Thursday, August 7, 2014

PARTNERS Should Break Up

Article originally published as PARTNERS Review on Seat42F.

Partners | Kelsey Grammer and Martin Lawrence |FX
Partners | Kelsey Grammer and Martin Lawrence | FX

FX has a near-perfect record when it comes to sitcoms. After all, this is the network that gives us It’s Always Sunny in Philadelphia, Archer, and The League. They’ve also pushed boundaries with artistic experiments like Louie, Wilfred, and Legit. Even its Charlie Sheen-fronted Anger Management, which I was highly skeptical about, turned out to be pretty amusing. However, the latest effort making it to air, PARTNERS, which premieres this week, finally blemishes that run.

PARTNERS stars Kelsey Grammer (Fraiser, Boss) as Allen Braddock, a jerk of an attorney who is fired by his father for having a loose grasp on truth and legality. Allen falls in with Marcus Jackson (Martin Lawrence, Martin, Bad Boys), a well-liked lawyer allowing his wife to take advantage on him in a divorce. After Allen helps Marcus keep some of his money, they form a partnership, deciding to work together so that Allen can help Marcus earn a decent living, saving Marcus from his overly-kind soul.
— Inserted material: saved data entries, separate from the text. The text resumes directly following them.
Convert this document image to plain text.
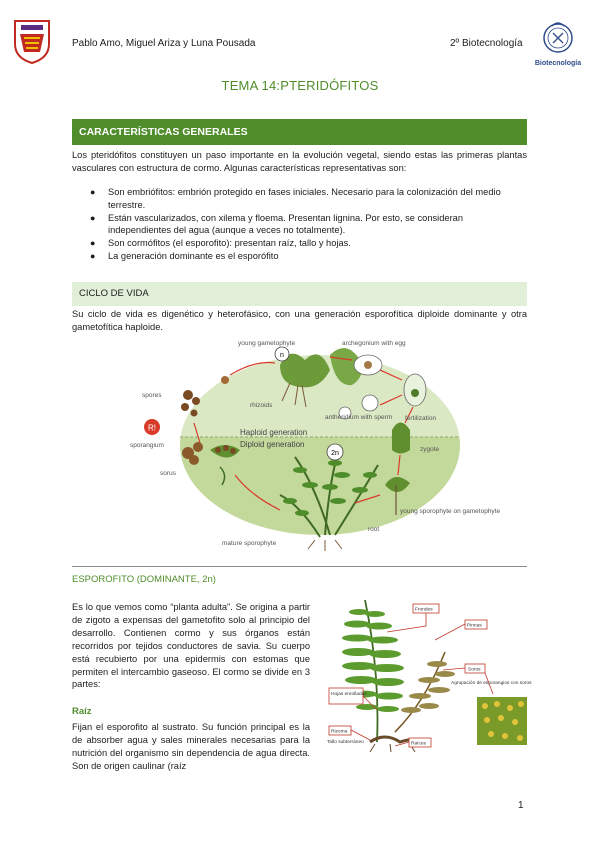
Pablo Amo, Miguel Ariza y Luna Pousada	2º Biotecnología
Biotecnología
TEMA 14:PTERIDÓFITOS
CARACTERÍSTICAS GENERALES

Los pteridófitos constituyen un paso importante en la evolución vegetal, siendo estas las primeras plantas vasculares con estructura de cormo. Algunas características representativas son:

● Son embriófitos: embrión protegido en fases iniciales. Necesario para la colonización del medio terrestre.
● Están vascularizados, con xilema y floema. Presentan lignina. Por esto, se consideran independientes del agua (aunque a veces no totalmente).
● Son cormófitos (el esporofito): presentan raíz, tallo y hojas.
● La generación dominante es el esporófito
CICLO DE VIDA

Su ciclo de vida es digenético y heterofásico, con una generación esporofítica diploide dominante y otra gametofítica haploide.

R!
n
2n
young gametophyte	archegonium with egg
spores
rhizoids
antheridium with sperm fertilization
sporangium
zygote
sorus
young sporophyte on gametophyte
root
mature sporophyte
Haploid generation
Diploid generation
ESPOROFITO (DOMINANTE, 2n)

Es lo que vemos como “planta adulta”. Se origina a partir de zigoto a expensas del gametofito solo al principio del desarrollo. Contienen cormo y sus órganos están recorridos por tejidos conductores de savia. Su cuerpo está recubierto por una epidermis con estomas que permiten el intercambio gaseoso. El cormo se divide en 3 partes:

Raíz

Fijan el esporofito al sustrato. Su función principal es la de absorber agua y sales minerales necesarias para la nutrición del organismo sin dependencia de agua directa. Son de origen caulinar (raíz

Frondes
Pinnas
Soros
Agrupación de esporangios con soros
Hojas enrolladas
Rizoma
Tallo subterráneo	Raíces
1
This premise is very stale. How many buddy comedies do we need about an odd couple paired together by circumstance? What’s more, PARTNERS makes no attempt to even follow the tried-and-true formula when lying out its structure. Very little reason is given in the pilot for why Marcus would want Allen by his side, and there is no depth to the characters that justify their motivations. Instead, this is the duo we get, and they are put together with no solid reasons for why this should happen.

This is regrettable because the two performers are good actors. They both have resumes that prove their gravitas, and they could do better than this. Toss in other capable players such as Telma Hopkins (Family Matters, Half & Half) as Marcus’ live-in mother, McKaley Miller (Hart of Dixie) as a stepdaughter Allen is, for some inexplicable reason, supporting, Edi Patterson (A Thousand Words) as a zany assistant, and Rory O’Malley (Dreamgirls) as a one-note paralegal, and all around, the cast is being wasted unnecessarily.

PARTNERS goes for the easy, crass joke. After an insipid pilot, episode two, which airs just after the first, finds Allen and Marcus helping a gay couple who has been cheated by their wedding planner (Missi Pyle, Big Fish, The Artist). But rather than get into the real case and look for evidence, the leads go through the farce of a sham wedding, tossing in every cheap homosexual and racial gag they can think of. The situation is designed to be funny, and at its base, it is, but it certainly isn’t well-thought out or authentic, delivering a highly disappointing effort.

Given the first two episodes, the future of PARTNERS doesn’t look bright. It’s one thing to do broad humor and to do it well, but to go weak and lazy with the jokes doesn’t fly in the modern age. PARTNERS has the sensibility of a mediocre 90s series during a time when there are some real comedy gems dotting the landscape, and even the run-of-the-mill stuff usually clocks in several notches better than this. It’s pure drivel, not worth anyone’s time.

So why did FX choose to go this route? One assumes it has to do with the big names at the center of the project, and yet, while both of these actors have made some crap, they’ve also given us memorable, special roles that delighted audiences for long periods of time. One would think that with these guys attaching themselves to a project heading to a well-respected network, someone along the way would have made sure PARTNERS lives up to what it could and should be. Sadly, that does not appear to be the case.

PARTNERS premieres Monday, August 4th at 9 p.m. ET on FX.